The tides are turning.
Feb. 2nd, 2007 07:38 am![[personal profile]](https://www.dreamwidth.org/img/silk/identity/user.png)
Four in five consumers in aglobal survey say models and celebs are too thin.
That's a whopping 80 percent of a sample of the global market. In Australia, it's even higher. 94 percent, people. NINETY-FOUR. I wonder if the fashion moguls are listening to this? (I have to wonder if they even care, they tend to wrap themselves up in a bubble). A couple are taking the initiative to hire bigger models for the catwalk, but it's a little frustrating that they get obviously overweight women instead of, ooh, I dunno - average shaped women? Why does it have to be one or the other? Don't get me wrong - the overweight girls were gorgeous, (and when I say overweight I mean the clinical term, as in, ten to twenty kilos over one's BMI range) but I just yearn for a little balance!

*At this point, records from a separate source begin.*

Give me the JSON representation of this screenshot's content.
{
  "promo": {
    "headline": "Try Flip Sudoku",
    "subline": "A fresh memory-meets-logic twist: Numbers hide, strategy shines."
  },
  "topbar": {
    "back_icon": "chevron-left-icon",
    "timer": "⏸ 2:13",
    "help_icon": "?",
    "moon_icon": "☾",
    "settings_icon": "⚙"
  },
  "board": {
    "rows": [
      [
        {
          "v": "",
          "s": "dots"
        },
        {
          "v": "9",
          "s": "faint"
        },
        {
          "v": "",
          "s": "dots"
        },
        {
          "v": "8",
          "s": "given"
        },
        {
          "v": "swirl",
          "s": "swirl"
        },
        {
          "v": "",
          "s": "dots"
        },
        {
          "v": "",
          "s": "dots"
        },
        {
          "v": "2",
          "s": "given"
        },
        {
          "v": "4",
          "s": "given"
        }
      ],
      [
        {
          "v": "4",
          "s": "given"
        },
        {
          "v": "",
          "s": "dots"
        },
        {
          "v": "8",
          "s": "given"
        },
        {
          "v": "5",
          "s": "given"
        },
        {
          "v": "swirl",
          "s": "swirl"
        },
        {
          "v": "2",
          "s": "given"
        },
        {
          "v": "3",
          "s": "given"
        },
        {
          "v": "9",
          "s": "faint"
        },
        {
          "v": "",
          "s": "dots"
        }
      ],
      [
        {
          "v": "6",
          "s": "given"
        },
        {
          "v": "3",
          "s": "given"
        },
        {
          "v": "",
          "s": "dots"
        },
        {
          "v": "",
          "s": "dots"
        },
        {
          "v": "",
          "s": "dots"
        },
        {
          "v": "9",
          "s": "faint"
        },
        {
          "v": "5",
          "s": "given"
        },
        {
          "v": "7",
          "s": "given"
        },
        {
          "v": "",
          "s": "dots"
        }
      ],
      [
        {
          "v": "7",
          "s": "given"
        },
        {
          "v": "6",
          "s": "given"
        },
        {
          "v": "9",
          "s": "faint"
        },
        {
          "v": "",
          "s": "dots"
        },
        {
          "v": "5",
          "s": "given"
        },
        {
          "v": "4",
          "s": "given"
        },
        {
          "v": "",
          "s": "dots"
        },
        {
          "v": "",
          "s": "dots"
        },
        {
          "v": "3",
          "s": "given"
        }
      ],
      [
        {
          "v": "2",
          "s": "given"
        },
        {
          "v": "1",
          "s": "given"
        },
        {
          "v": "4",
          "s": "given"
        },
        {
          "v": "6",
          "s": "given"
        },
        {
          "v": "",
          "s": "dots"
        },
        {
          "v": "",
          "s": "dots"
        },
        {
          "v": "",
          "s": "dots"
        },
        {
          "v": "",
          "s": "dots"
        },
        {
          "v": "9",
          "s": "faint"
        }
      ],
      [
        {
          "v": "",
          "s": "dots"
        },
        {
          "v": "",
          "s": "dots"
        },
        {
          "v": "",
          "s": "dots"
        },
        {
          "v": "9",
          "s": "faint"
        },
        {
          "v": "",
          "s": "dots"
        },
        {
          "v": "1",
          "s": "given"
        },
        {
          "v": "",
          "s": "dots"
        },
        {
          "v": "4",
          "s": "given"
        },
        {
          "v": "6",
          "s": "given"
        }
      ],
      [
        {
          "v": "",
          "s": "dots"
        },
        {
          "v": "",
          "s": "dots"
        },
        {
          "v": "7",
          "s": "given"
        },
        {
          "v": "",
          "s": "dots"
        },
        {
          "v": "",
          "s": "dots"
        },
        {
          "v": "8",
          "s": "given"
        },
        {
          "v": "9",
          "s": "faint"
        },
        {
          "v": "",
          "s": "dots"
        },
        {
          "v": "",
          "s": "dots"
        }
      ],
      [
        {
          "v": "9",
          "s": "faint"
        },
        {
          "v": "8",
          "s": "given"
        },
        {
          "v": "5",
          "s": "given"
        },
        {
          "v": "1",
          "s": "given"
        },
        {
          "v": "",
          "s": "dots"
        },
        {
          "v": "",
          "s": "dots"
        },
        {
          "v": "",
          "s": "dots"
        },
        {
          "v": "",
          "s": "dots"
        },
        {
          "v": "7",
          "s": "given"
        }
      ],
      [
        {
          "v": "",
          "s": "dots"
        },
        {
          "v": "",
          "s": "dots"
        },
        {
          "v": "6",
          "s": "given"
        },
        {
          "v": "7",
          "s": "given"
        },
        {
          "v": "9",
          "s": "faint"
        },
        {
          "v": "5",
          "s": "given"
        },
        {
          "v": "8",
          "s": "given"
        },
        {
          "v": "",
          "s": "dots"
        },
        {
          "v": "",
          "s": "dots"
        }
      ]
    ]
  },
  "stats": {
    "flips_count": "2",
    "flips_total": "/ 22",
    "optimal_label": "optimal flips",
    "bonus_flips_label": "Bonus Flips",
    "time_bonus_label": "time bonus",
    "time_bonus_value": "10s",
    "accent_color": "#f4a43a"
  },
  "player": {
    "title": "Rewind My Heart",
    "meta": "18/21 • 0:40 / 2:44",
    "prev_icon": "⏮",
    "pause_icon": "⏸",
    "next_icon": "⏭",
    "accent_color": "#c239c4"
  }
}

This is an issue very dear to my heart. I think healthy body image in women is *very* important. I'm very cynical about the fashion industry, and I can't help but feel that they (here I enter batshit feminist territory - turn back if you don't want to know) preen women from the most vulnerable point in their lives - teenagers - with media bombardment and glossy mags, and then do their best to KEEP women buying, keep women obsessed with things that *don't really matter*. And it's not for power, it's not for anything other than money. They think that women are so fucking stupid and self-obsessed with their looks, or even just so insecure, that they'll buy anything if they trigger the right fear in the woman. Your skin is too bumpy. You have cellulite. You're getting lines. Your butt is too fat. Your boobs are too saggy. What's up with your hair? It must be SHINY SHINY SHINY!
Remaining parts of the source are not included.